Brexit jest oczywiście dziełem brytyjskich pisowców, pisowców nie sieją, można by powiedzieć. Oczywiście, odpowiedź na pytanie, czy lepiej jest należeć do Wspólnoty (a także, czy lepiej należeć do strefy Euro) jest w kategoriach obiektywnych zupełnie niemożliwa, ponieważ decyzja podejmowana jest na bardzo wielu płaszczyznach, w tym zwłaszcza na płaszczyźnie psychologicznej. Polega ona na cokolwiek prymitywnym skojarzeniu, że wzrost emigracji i przestępczości, lub wzrost czynszów za mieszkania związany jest z przynależnością do Wspólnoty i narzucanymi przez nią regułami gry. Taką samą narrację oferują pisowcy wszędzie, wzmacniają swoją pozycję zwłaszcza w trudniejszych czasach. Gdyby decyzja o przynależności do Wspólnoty miała być podejmowana jedynie w kategoriach ekonomicznych, wówczas w żadnym razie nie powinna ona być przedmiotem referendum, ponieważ ludzie nie mają pojęcia nawet o tym, jak wygląda bilans płatniczy ich państwa. Natomiast decyzja podejmowana w kategoriach: jak się Pan/Pani czuje z byciem we Wspólnocie, oczywiście może być decyzją polityczną, choć końcowo, jest to niezwykle ryzykowne, ponieważ większość ludzi ma samopoczucie zmienne i wynik takiego wyboru może się zmienić z miesiąca na miesiąc pod wpływem całkiem bieżących okoliczności, które nie mają nic wspólnego nawet z prawdziwymi przekonaniami większości ludzi (o ile istnieje coś takiego jak “prawdziwe przekonania”).
Brytyjczycy wydawali mi się jednak bardziej inteligentni i nie podatni na takie manipulacje. I, być może, od czasu ich idiotycznej, podjętej niedużą większością decyzji, dowiedzieli się dostatecznie dużo o Unii albo po prostu przemyśleli sprawę, i teraz wynik referendum byłby zupełnie inny. No, ale teraz z kolei pojawia się pseudomoralny pseudodylemat – że to jest demokratyczny wybór i trzeba go uszanować. Ponieważ Brytyjczycy są narodem (narodami) o pewnych skłonnościach do filozofowania, więc pewnie na moje pytanie udzielili tysięcznych odpowiedzi, ale moja prosta kwestia odnośnie tego i ewentualnie nowego referendum jest taka: dlaczego wynik głosowania z maja 2016 roku miałby być lepszy, niże wynik głosowania dzisiaj, zwłaszcza, że obecnie poziom poinformowania społeczeństwa lub raczej, poziom przemyślenia przez społeczeństwo całej sprawy Brexitu jest nieporównanie większy.

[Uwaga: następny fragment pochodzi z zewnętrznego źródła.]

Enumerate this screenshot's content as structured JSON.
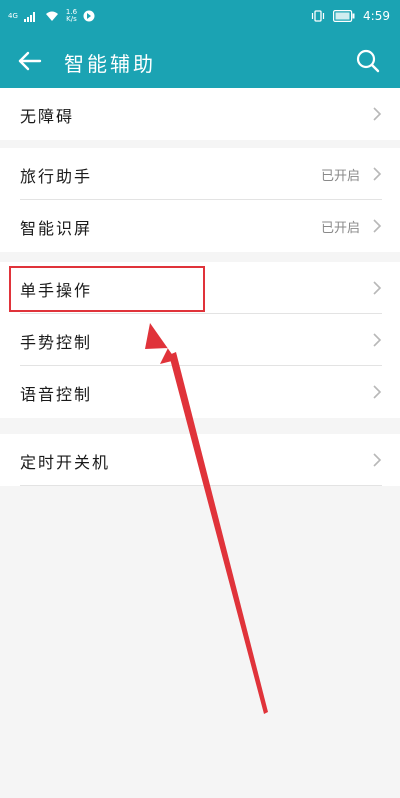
{
  "status_bar": {
    "signal": "4G",
    "net_speed_value": "1.6",
    "net_speed_unit": "K/s",
    "time": "4:59"
  },
  "header": {
    "title": "智能辅助"
  },
  "groups": [
    {
      "items": [
        {
          "label": "无障碍",
          "value": ""
        }
      ]
    },
    {
      "items": [
        {
          "label": "旅行助手",
          "value": "已开启"
        },
        {
          "label": "智能识屏",
          "value": "已开启"
        }
      ]
    },
    {
      "items": [
        {
          "label": "单手操作",
          "value": ""
        },
        {
          "label": "手势控制",
          "value": ""
        },
        {
          "label": "语音控制",
          "value": ""
        }
      ]
    },
    {
      "items": [
        {
          "label": "定时开关机",
          "value": ""
        }
      ]
    }
  ],
  "colors": {
    "header_bg": "#1ba3b3",
    "annotation": "#e0333a"
  }
}
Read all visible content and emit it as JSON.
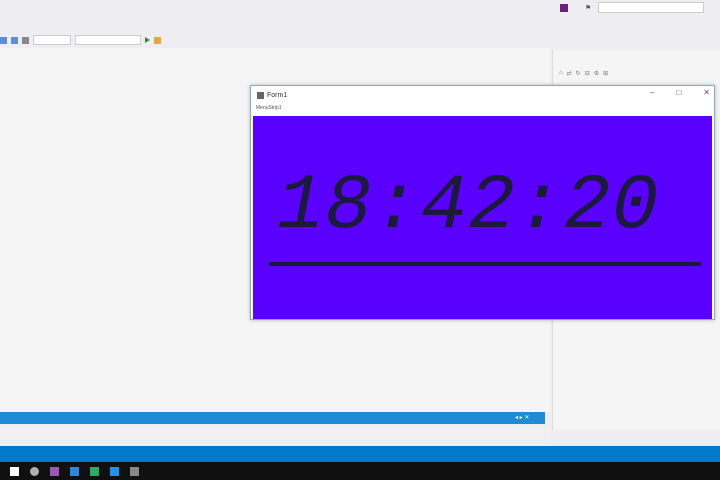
{
  "form": {
    "title": "Form1",
    "menu": "MenuStrip1",
    "clock_time": "18:42:20",
    "controls": [
      "–",
      "□",
      "✕"
    ],
    "clock_bg": "#5a00ff"
  },
  "icons": {
    "vs_flag": "vs-logo-icon",
    "notifications": "flag-icon",
    "form_icon": "form-icon",
    "start": "play-icon"
  },
  "taskbar_icons": [
    "start-icon",
    "search-icon",
    "taskview-icon",
    "explorer-icon",
    "chrome-icon",
    "visualstudio-icon",
    "app-icon"
  ],
  "colors": {
    "accent": "#007acc",
    "clock_panel": "#5a00ff",
    "progress": "#1f8ad6"
  }
}
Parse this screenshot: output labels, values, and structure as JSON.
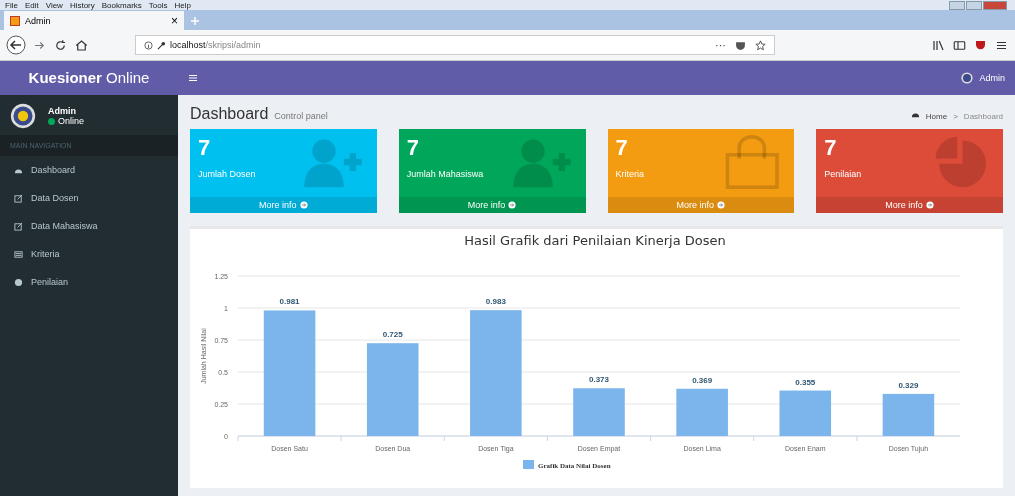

Ja po prostu po ludzku mówiąc czekam na to, aż ten cały Borys i ten Farage się wreszcie wywalą i społeczeństwo brytyjskie przejdzie na poziom rozumowania bardziej długofalowego i bardziej około-cywilizacyjnego, z którego wynika, że bieżące problemy społeczne nie mają nic wspólnego z Unią, natomiast Unia stwarza możliwości i wyznacza standardy, a zwłaszcza – ma potencjał rozwiązywania problemów globalnych, których poszczególne państwa europejskie nie mają. Jest to więc klasyczny dylemat między myśleniem o tym, że jeden pijany Polak (lub innym obcy) pobił w Colchester sąsiada i to jest argument za wyjściem z Unii, a z drugiej strony – mamy zmianę klimatu i podnoszenie się wody, które (spójrzmy na mapę) może końcowo być bardziej nieprzyjemne dla jednych państw niż innych, zaś akurat w tej sprawie Unia może to i owo zrobić (też oczywiście nie wszystko). Innymi słowy – tak jak w narracji pisowskiej – bo konserwatyści to są generalnie pisowcy, choć kiedyś wydawało nam się, że są czymś więcej, najważniejsze jest tu i teraz i o myśleniu o przyszłości należy zapomnieć.
Nie wiem, bo nie do końca rozumiem, czy scenariusz ponownego referendum jest realistyczny, zapewne bardziej realistyczny jest scenariusz nowych wyborów. Szaleństwo Brytyjczyków polega na tym, że mając najbardziej skuteczną, najbardziej tradycyjną demokrację parlamentarną na świecie, zdecydowali się odwołać do referendum w sprawie, na której posłowie znają się lepiej (i którzy nigdy w życiu by Brexitu nie przegłosowali). Być może zatem, z tego idiotyzmu, jakim jest Brexit, da się wyjść po prostu przywracając Izbie Gmin to miejsce, które ma od setek lat i które stało się dla takich nieszczęśników jak ja, symbolem mądrości tego, co brytyjskie czy angielskie. Byłby to krzepiący przykład rozsądku historycznego, być może mający pewien wpływ na myślenie tych Polaków, którzy głosują przeciwko sobie choć tego nie wiedzą, czyli głosują za Pisem.